«Левиафан» пикировал прямо к планете, лавируя в воздушных потоках, поддерживающих крылья, и достигая максимально возможной в атмосфере скорости прежде, чем выровняться.
Новая Финляндия больше не казалась плоским диском — она выросла в округлое тело и продолжала набухать, пока не заполонила все небо, видимое над палубой корабля. Приблизился и прошел тот неопределенный момент, когда камера перестала двигаться к выбранной цели и перешла к панораме этой цели. «Левиафан» стал частью планеты, занял место в ее небе.
Помехи связи усиливались — так, что временами на экране было невозможно хоть что-нибудь разобрать. Должно быть, тряска вконец измотала пилотов «Биби». Поверхность планеты, запятнанная кроваво-красными тепловыми вспышками, надвигалась на корабль.
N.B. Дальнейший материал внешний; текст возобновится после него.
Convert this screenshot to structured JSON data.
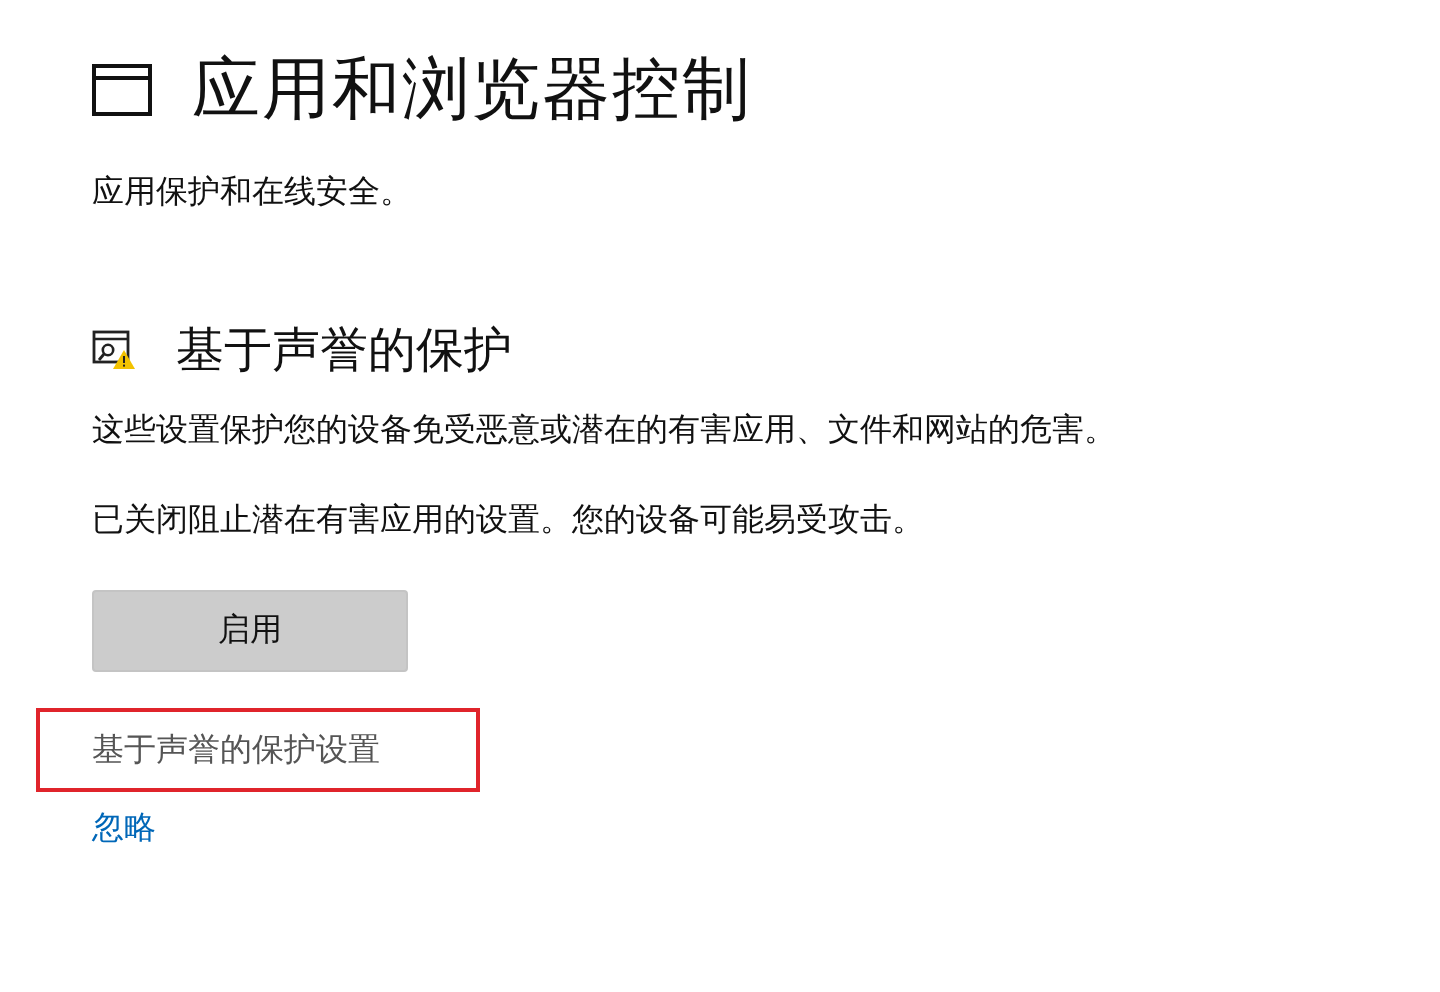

Очевидно, что-то случилось с камерой истребителя Корски — изображение исчезло. Совершенно осипшим голосом Меткаф сообщил, что корабль Корски еще держится.
На экране появилось изображение, транслируемое с движущегося по орбите буксира. Мощные камеры были направлены к борющемуся с воздухом кораблю. «Левиафан» уже начинал выходить из пике, оставляя за собой резкий белый след.
Я выругался. Длинными, ленивыми движениями, проходящими от самых кончиков до фюзеляжа и обратно, крылья манты километровой ширины… сгибались и распрямлялись! Корабль махал крыльями!
— Мак, крылья!
— Вижу. Господи, что творят эти ублюдки?
Джослин забыла, на чьей стороне корабль, и воскликнула, словно обращаясь к его пилоту:
— Давай же ты, чудовище! Поднимайся! Задирай нос! С ума сойти, я думала, они лишатся крыла… нет, слава Богу, оно еще на месте. Давай же, действуй, олух, или наверняка потеряешь оба крыла!
На время «Левиафан» перестал быть флагманом нашего ненавистного врага. Он превратился в воздухоплавающее животное, борющееся со стихиями за свою жизнь.
С холодком в животе я вспомнил, что, если «Левиафан» разобьется, вместе с ним разобьется и центр управления ракетной системой — и тогда все усилия пропадут даром.
Несколько раз я чувствовал, как невольно тянусь к ручке управления в огромном самолете. Некая глубоко заложенная любовь к машинам, способным летать, заставляла меня помочь этому чудовищу, ввести его в более спокойные слои неба.
Медленно и неуклонно, с мучительным величием воздушный зверь снижался, выходя из пике на длинном плавном скольжении, оставляя за собой большие и мелкие водовороты воздуха. Корабль выровнялся, его полет стал более уверенным, когда пробудились к жизни воздушные двигатели и была набрана крейсерская скорость.
«Левиафан» прибыл к планете.
Джослин убрала изображения, переданные орбитальными камерами, и вдруг на экране переднего вида прямо перед нами выросли доки Вапауса. Джослин вела нас на посадку, продолжая наблюдать за «Левиафаном».
Пока Джослин управляла кораблем, я переоделся в боевой костюм — нечто вроде комбинезона и жилета со множеством карманов, обеспечивающего хорошую защиту от пуль и отражающего лазерные лучи, — а затем принес для нас обоих очередной набор пилюль. Сильнодействующие витамины, опасные в больших дозах амфетамины, средства, помогающие удалить из крови человека сгустки, образующиеся при сильном переутомлении, психодепрессанты, чтобы устранить побочное воздействие других препаратов, и еще черт знает сколько всякой дряни. Я проглотил свою порцию, а вторую отнес Джослин. Никто из нас терпеть не мог подобные вещи. Все пилюли были отвратительными на вкус, они не заменяли крепкий ночной сон и хорошую еду — но могли поддержать человека в рабочем состоянии, а значит, и спасти ему жизнь.
Поморщившись, Джослин проглотила свою горсть пилюль и торопливо запила их водой.